DBDICT has an important role in the startup of a node where it decides which tables to restore. It asks DBDIH to perform the actual recovery and will assist DBDIH in some of those recovery steps.
DBDIH stands for DataBase DIstribution Handler. This is one of the most important parts of RonDB. In DBDIH we maintain all the distribution information about all tables in the cluster. It contains algorithms to ensure that this information is synchronised with all other nodes in the cluster.
This distribution information is updated by schema changes and by node starts and by node failures. Thus for a specific table the information is very stable. Days and even years can pass without it being updated. To handle this we have used a mechanism similar to the RCU mechanism used in the Linux kernel. The idea is that when reading one performs the following, before starting to read we check if the data is currently being changed (checked by reading a flag on the table). If it isn't currently being changed we go on and read the information, but we record the flags we read before reading it. If it was currently being changed we will simply loop until the data isn't being updated. After reading the data we will check if the data have changed since we read (checked by again reading the table flags). If the data didn't change we're done, if it changed, we restart the read once again.
This procedure is used to protect a number of variables regarding data distribution maintained by DBDIH. All the code to handle these protected regions are assembled together in DBDIH to make it easier to follow this part of the code.

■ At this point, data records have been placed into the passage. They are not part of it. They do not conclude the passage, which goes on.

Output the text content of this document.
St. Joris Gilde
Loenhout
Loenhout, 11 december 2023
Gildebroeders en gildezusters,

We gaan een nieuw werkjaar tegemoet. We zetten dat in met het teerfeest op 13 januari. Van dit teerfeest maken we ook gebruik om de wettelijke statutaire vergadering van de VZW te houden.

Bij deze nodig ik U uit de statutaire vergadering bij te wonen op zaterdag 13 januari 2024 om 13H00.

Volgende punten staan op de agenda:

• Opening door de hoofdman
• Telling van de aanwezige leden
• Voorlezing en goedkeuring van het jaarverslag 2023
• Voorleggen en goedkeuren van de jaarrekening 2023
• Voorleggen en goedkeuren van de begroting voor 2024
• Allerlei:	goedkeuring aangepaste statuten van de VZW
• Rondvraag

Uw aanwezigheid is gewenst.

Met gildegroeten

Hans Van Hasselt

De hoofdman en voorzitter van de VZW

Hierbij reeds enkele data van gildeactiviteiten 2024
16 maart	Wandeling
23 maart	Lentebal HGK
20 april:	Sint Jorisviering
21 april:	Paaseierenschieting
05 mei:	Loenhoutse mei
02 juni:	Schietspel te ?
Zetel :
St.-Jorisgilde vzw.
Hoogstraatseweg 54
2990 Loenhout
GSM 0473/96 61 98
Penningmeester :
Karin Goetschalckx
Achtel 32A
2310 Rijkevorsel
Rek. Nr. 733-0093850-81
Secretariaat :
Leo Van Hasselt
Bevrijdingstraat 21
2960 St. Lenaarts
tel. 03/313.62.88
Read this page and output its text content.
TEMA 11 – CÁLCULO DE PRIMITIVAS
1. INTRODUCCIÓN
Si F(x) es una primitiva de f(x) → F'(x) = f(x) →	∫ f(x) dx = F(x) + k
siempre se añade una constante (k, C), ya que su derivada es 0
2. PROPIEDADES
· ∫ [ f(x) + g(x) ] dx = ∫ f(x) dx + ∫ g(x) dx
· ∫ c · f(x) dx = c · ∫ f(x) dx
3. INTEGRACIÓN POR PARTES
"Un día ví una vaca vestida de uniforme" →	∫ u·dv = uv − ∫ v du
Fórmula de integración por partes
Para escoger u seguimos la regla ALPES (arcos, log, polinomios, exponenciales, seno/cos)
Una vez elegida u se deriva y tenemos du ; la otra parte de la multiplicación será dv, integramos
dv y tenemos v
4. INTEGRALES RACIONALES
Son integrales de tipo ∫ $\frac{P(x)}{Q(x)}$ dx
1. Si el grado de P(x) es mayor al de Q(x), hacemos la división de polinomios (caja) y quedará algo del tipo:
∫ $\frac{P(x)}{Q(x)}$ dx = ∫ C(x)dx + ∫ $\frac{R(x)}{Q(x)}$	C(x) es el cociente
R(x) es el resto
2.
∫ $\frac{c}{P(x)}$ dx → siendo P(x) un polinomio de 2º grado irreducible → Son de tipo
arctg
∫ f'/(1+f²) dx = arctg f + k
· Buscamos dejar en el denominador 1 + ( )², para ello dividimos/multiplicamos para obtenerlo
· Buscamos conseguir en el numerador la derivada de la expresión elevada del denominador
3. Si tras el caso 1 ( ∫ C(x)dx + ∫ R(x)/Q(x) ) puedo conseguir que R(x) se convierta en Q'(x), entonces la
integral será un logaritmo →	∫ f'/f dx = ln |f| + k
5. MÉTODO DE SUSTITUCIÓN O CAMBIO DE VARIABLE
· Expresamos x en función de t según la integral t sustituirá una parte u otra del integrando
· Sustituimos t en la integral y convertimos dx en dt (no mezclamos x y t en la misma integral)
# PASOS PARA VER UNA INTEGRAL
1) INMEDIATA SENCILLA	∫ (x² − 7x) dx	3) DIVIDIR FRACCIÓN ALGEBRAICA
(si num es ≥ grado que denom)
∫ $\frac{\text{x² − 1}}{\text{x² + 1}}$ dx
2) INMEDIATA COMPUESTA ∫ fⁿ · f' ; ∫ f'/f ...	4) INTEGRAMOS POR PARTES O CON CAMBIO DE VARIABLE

DBDIH runs the global checkpoint protocol, global checkpoints was described in an earlier chapter and represents recoverable checkpoints on a cluster level. DBDIH also runs the local checkpoint protocol. DBDIH gathers information during the local checkpoint process that is used in restarts. With the implementation of Partial LCP most of the handling of checkpoints is handled locally in the DBLQH block. However DBDIH is still used to control the flow of checkpoints although some information it retrieves from DBLQH isn't really used any more.
TRIX stands for TRIgger eXecution. It is involved in handling online index builds, copying data during table reorganisations and online foreign key builds. It is a block that assists DBDICT by performing a number of important operations to move data around to implement complex online schema changes.
QMGR stands for Cluster Manager with a little play on pronunciation. This block is responsible for the heartbeat protocol in RonDB. It is the lowest level of the cluster management in RonDB. It is involved in early start phases to register a new node into the cluster and maintains the order used to decide which node is the master node (it is the oldest node registered). Nodes are registered one at a time and all nodes are involved in this registration, thus all nodes agree on the age of a node. Next we decide that the oldest node is always choosen as the new master node whenever a master node fails.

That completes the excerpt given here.